As an investor in the company, you need to develop a recurring connection with your investee company. If I travel a couple of times every year to Sofia to get an update, I would also start developing my network and pipeline visibility in the Bulgarian scene.
What ventures and initiatives are you focusing on right now?
On the ventures side, I am particularly focused on Finloup right now since it’s our fund’s latest investment. They launched in the Greek market at the beginning of this year. They started doing some transactions last summer.
Another company in our portfolio that I am particularly excited about now is SERG Technologies. They are a spin-off of Imperial College in London, producing a wearable device that helps with remote continuous monitoring of Parkison’s Disease patients. We invested in their pre-seed and now they just raised a 1.7 million seed round.

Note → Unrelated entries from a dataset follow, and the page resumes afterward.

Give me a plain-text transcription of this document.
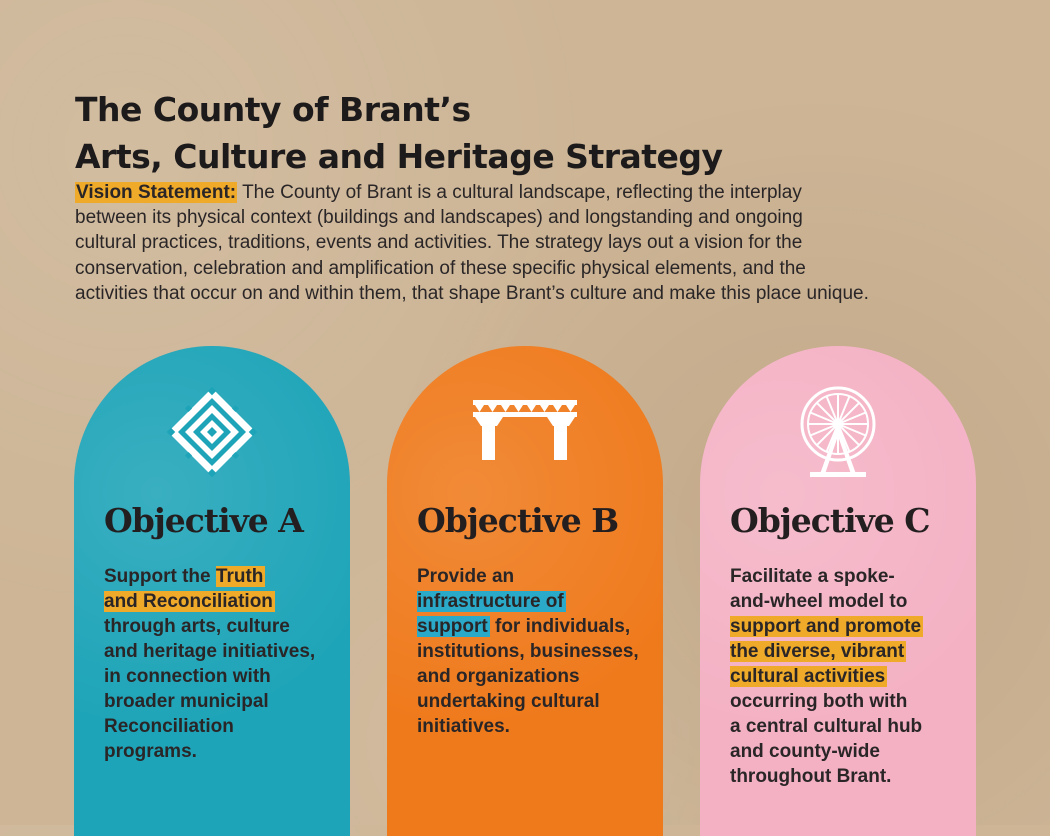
The County of Brant’s
Arts, Culture and Heritage Strategy

Vision Statement: The County of Brant is a cultural landscape, reflecting the interplay
between its physical context (buildings and landscapes) and longstanding and ongoing
cultural practices, traditions, events and activities. The strategy lays out a vision for the
conservation, celebration and amplification of these specific physical elements, and the
activities that occur on and within them, that shape Brant’s culture and make this place unique.

Objective A

Support the Truth
and Reconciliation
through arts, culture
and heritage initiatives,
in connection with
broader municipal
Reconciliation
programs.

Objective B

Provide an
infrastructure of
support for individuals,
institutions, businesses,
and organizations
undertaking cultural
initiatives.

Objective C

Facilitate a spoke-
and-wheel model to
support and promote
the diverse, vibrant
cultural activities
occurring both with
a central cultural hub
and county-wide
throughout Brant.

Third, I would mention an angel investment I made a year ago, which is a YouTube channel producing content around financial literacy for Gen Zs. It’s called Financial Europeans. We started it in Greece but we have six more channels in other European countries. The idea is to produce high quality and popular content for people in their 20s to start understanding what personal wealth is and how they can invest their money. It’s not a startup company, in the sense that it won’t seek any VC money to scale. It was a great example of my time-to-market comment I made before.You could tell that it was an amazing time to launch this product as people were literally hooked with their content and community from the get-go.

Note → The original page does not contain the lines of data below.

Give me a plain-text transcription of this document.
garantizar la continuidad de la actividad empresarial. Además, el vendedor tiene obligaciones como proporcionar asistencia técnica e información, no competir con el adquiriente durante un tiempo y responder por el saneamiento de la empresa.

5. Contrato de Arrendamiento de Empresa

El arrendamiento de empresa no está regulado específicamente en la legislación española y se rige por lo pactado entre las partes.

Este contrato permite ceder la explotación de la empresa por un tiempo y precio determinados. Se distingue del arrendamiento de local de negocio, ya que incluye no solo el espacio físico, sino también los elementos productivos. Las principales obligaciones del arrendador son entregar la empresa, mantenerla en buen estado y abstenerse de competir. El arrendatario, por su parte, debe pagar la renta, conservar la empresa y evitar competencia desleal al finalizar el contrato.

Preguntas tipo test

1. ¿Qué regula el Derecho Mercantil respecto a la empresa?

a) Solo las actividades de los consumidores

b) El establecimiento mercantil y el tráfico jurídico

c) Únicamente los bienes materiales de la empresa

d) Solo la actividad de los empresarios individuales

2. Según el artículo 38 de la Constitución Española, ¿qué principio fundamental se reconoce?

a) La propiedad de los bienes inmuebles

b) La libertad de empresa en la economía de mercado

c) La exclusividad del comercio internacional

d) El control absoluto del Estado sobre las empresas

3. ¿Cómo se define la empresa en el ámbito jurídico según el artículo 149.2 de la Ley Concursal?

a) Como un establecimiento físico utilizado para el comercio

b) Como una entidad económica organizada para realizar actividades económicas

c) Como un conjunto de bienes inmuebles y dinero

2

Their (Financial Europeans) mission statement resonates with me so much. I wish I had started investing my personal savings from my early 20s. And I wish I could have recognized the importance of personal finance when I was in University. I would have won a decade of work and activity. I started investing in my 30s – both professionally (when I started the fund) and personally. You start with small investments in the beginning and then you build up from there. People tend to think they cannot start investing because they don’t have 50K or 100K in the bank. But you don’t need that much to get started.